Я выныриваю из комнаты.

От патефонной музыки и дыма самосада вьется по темному коридору какой-то дурман, шорохи, шепот и вздохи.

Наверху у меня, оказывается, гость — Витя Самостин. Сидит скособочившись на стуле, вертит в руках шапку.

Молодец, что пришел. Еще бы дня два-три, и не застать ему нас.

У Зины Прутковой тоже гость — розовая, миловидная девушка из кумысосанатория, та самая, что уже навещала ее однажды, рассказывала о Куйбышеве, о Козине. Только тогда на ней был синий берет со звездочкой, а сейчас зимняя офицерская шапка-ушанка с серым цигейковым мехом. Сидят они на кровати у Зины, о чем-то шепчутся, не обращая на нас внимания.

Вошел Вова Вахрушев, долговязый, нескладный, в короткой шинели, и запахло селедкой, будто Вова только-только вылез из трюма «Карла Либкнехта».

Вова и Витя Самостин поздоровались, но разговора у них не получилось. Вова достал из кармана шинели берет и потряс им. Надо сделать Вове шапочку. Прибудут ли теплые ушанки до нашего отъезда — неизвестно, и нам давно разрешено нарушать форму.

До сих пор Вова обходился пилоткой, но по дороге на фронт он обморозит уши, и я уговорила его сменить пилотку на такой же, как у меня, головной убор.

Уже несколько человек носят шапочки моей работы. Они натягиваются на голову, на уши плотно, как шлем, а на лбу украшены мысиком, спускающимся к переносице.

Кажется, что-то похожее можно увидеть на голове у французской Марианны, во всяком случае так считает Ника. Вив ля Франс!

Делается эта шапочка так: в кооперации «Заря новой жизни» покупается залежалый твердый берет — девять рублей штука.

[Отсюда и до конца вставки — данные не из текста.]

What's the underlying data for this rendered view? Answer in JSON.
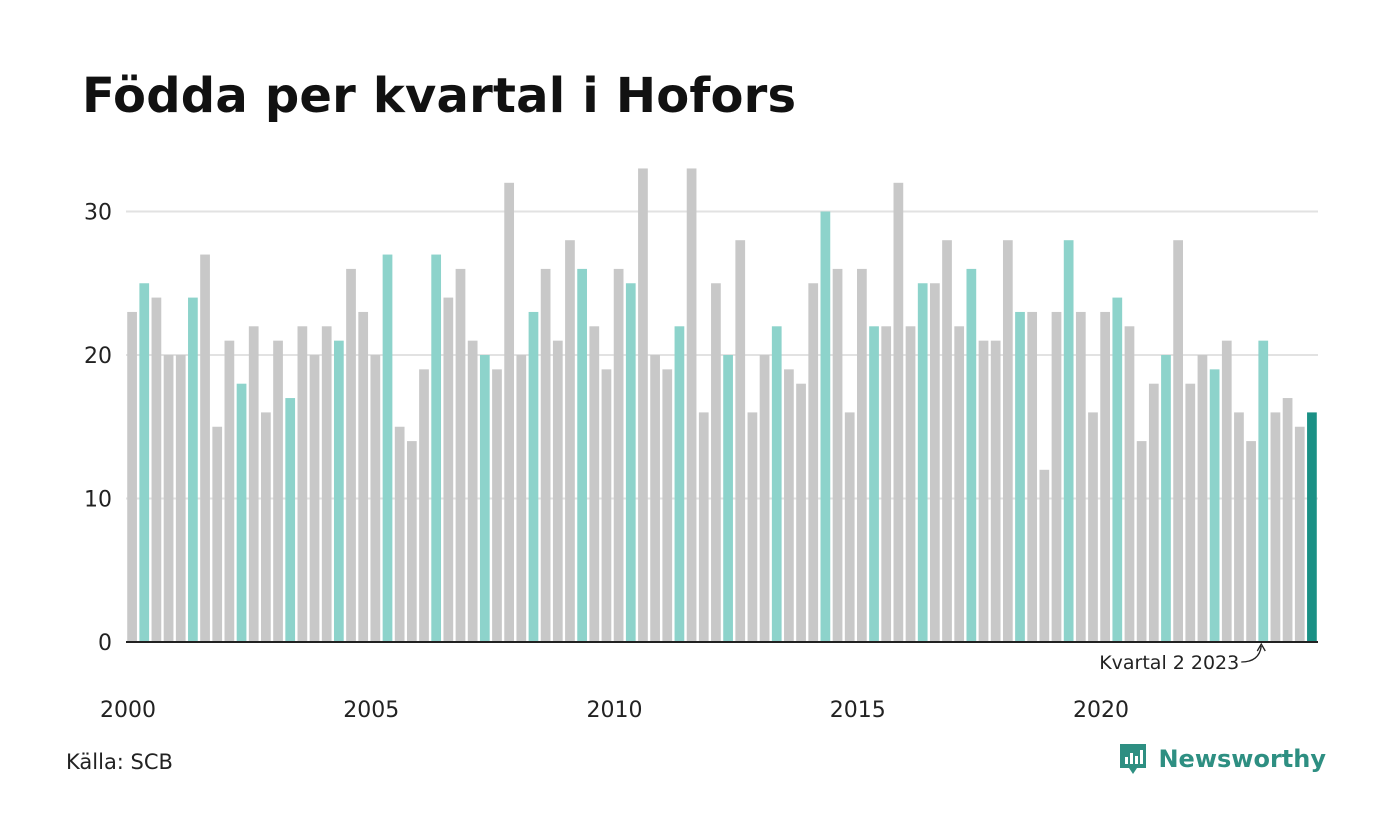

Берет хорошенько смачивается водой.

Для этого я спустилась вниз к тете Дусе. Она спала на печи за частоколом наших валенок и сапог, расставленных сушиться. С того дня, как забрали в армию ее мужа, тетя Дуся слонялась по дому потерянная, безразличная ко всему, лицо ее осунулось, потемнело.

Ника тут в одиночестве достирывает без мыла свои вещички — готовится к отъезду. Она в брюках и кофточке; замшевая куртка ее висит на гвозде.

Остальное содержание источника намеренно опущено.